Soldiers from the 2nd Yorkshire Regiment, the Green Howards, pushed into the city with the Afghan army, as president Hamid Karzai revealed many local insurgents had swapped sides ahead of the overwhelming British assault.

He said: "The Afghan Taleban, they met with me. They said that they wanted to swap sides, and that is what has happened."

Gordon Brown, the Prime Minister, has pledged more reconstruction aid for the country so that locals are not tempted to go back to the Taleban.

British troops breached the Taleban stronghold after five days of intense artillery bombardment, backed up by fighter jets and helicopter airstrikes, and destroyed dozens of key insurgent positions.

But they stopped short of the town centre, afraid the place is rigged with mines, bombs and booby traps, which have already claimed three soldiers' lives.

Mr Karzai claimed Afghan fighters begged him to be allowed to defect after witnessing atrocities against innocent civilians in the town.

Mullah Abdul Salaam, a former Taleban commander who controls thousands of men around Musa Qala, was reported to be in secret talks with the Afghan government to swap sides and fight with the British. But news of his alleged negotiations leaked, provoking a rift in Taleban ranks. Al-Qaeda and other foreign fighters flocked to Musa Qala after it fell to the Taleban ten months ago, when a controversial British deal to hand it over to tribal elders backfired.

Speaking at a press conference with Mr Brown yesterday, the president said a local resident he met almost three months ago appealed to him to liberate the town, which prompted him to ask the British to launch a joint offensive with Afghan forces.

More than 2,000 British troops, including Scots Guards, Household Cavalry and Royal Marines from 40 Commando, have been involved in the operation. British troops set up a cordon around the town while crack American paratroopers from the so-called Taskforce Fury smashed a route through Taleban trenches, and "dug-in" with defensive positions.

Last night the Taleban admitted they had abandoned Musa Qala in the face of almost certain defeat. But the British denied reports the town had fallen completely. British troops on the outskirts of the town were last night "consolidating their positions".

At least two British soldiers have died in the operation. Trooper Jack Sadler, 21, from the brigade reconnaissance force, was killed by a roadside bomb in the area on 5 December and Sergeant Lee Johnson, 33, was killed by a mine on Saturday.

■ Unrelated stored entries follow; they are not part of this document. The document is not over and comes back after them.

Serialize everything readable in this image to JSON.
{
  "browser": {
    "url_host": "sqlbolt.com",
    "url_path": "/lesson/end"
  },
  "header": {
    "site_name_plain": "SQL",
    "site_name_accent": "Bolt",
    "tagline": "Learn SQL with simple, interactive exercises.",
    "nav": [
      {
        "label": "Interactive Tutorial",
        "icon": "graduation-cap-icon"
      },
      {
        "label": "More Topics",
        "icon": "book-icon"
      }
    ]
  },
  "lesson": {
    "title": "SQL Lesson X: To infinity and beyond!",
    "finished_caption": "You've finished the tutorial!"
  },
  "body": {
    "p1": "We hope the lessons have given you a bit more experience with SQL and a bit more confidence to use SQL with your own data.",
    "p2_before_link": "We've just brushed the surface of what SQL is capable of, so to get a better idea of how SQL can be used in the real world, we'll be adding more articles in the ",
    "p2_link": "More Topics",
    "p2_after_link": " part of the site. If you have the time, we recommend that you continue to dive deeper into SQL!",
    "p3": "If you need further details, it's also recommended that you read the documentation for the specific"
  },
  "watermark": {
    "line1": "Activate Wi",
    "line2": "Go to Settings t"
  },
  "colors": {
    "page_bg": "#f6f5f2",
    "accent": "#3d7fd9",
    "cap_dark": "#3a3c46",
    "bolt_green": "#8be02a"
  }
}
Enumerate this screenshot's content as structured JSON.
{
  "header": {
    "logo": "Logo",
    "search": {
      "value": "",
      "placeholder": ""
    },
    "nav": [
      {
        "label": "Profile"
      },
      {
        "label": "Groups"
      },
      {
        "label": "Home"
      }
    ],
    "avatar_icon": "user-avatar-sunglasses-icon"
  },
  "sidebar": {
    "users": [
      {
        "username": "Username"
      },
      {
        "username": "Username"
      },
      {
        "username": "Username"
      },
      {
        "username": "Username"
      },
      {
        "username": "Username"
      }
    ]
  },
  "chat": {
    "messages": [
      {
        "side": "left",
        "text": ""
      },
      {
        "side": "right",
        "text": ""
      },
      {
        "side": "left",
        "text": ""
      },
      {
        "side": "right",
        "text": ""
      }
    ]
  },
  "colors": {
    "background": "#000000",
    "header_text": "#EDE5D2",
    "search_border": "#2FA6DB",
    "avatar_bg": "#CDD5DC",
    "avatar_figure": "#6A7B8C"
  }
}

A third soldier, whose nationality has not been released, was killed by a mine on Sunday.

The town, in the heart of northern Helmand's poppy belt, has been a problem for the Afghan government and international forces battling to stamp Mr Karzai's authority on the lawless region.

Dozens of Taleban were killed during the operation, and at least two children died in crossfire.

Ahmad Wali, a Taleban fighter from Musa Qala, insisted morale remained high. He said: "I left with some fighters for a break. We are happy to go back and fight, but we will listen to our commanders."


GORDON Brown rallied British troops on a visit to Afghanistan yesterday.

Addressing around 150 members of 40 Commando Royal Marines at Camp Bastion, the Prime Minister paid tribute to their fight against the Taleban in Musa Qala, 70 miles away.

He also pledged UK support for Afghanistan in fighting the Taleban "for the next few years", underscoring that the commitment to the war-ravaged country would not be short-term.

Mr Brown sa
id: "This is one of the most difficult of tasks; this is one of the most testing of times. When I speak of courage, I speak of men and women here who have shown huge bravery in really difficult circumstances. I know this weekend in Musa Qala some of you have been doing a very important job in clearing the Taleban from that area.

"I know that the work you are doing today and in the next few days is important for the whole future in Afghanistan. If we can succeed there, we can move forward events in Afghanistan in favour of a more peaceful future for this country."

The Prime Minister also promised to follow up the victory in Musa Qala with cash for reconstruction projects in the area to ensure locals were not lured back into Taleban hands, pledging support for social and economic development.

Mr Brown is set to unveil government strategy for Afghanistan in the Commons tomorrow.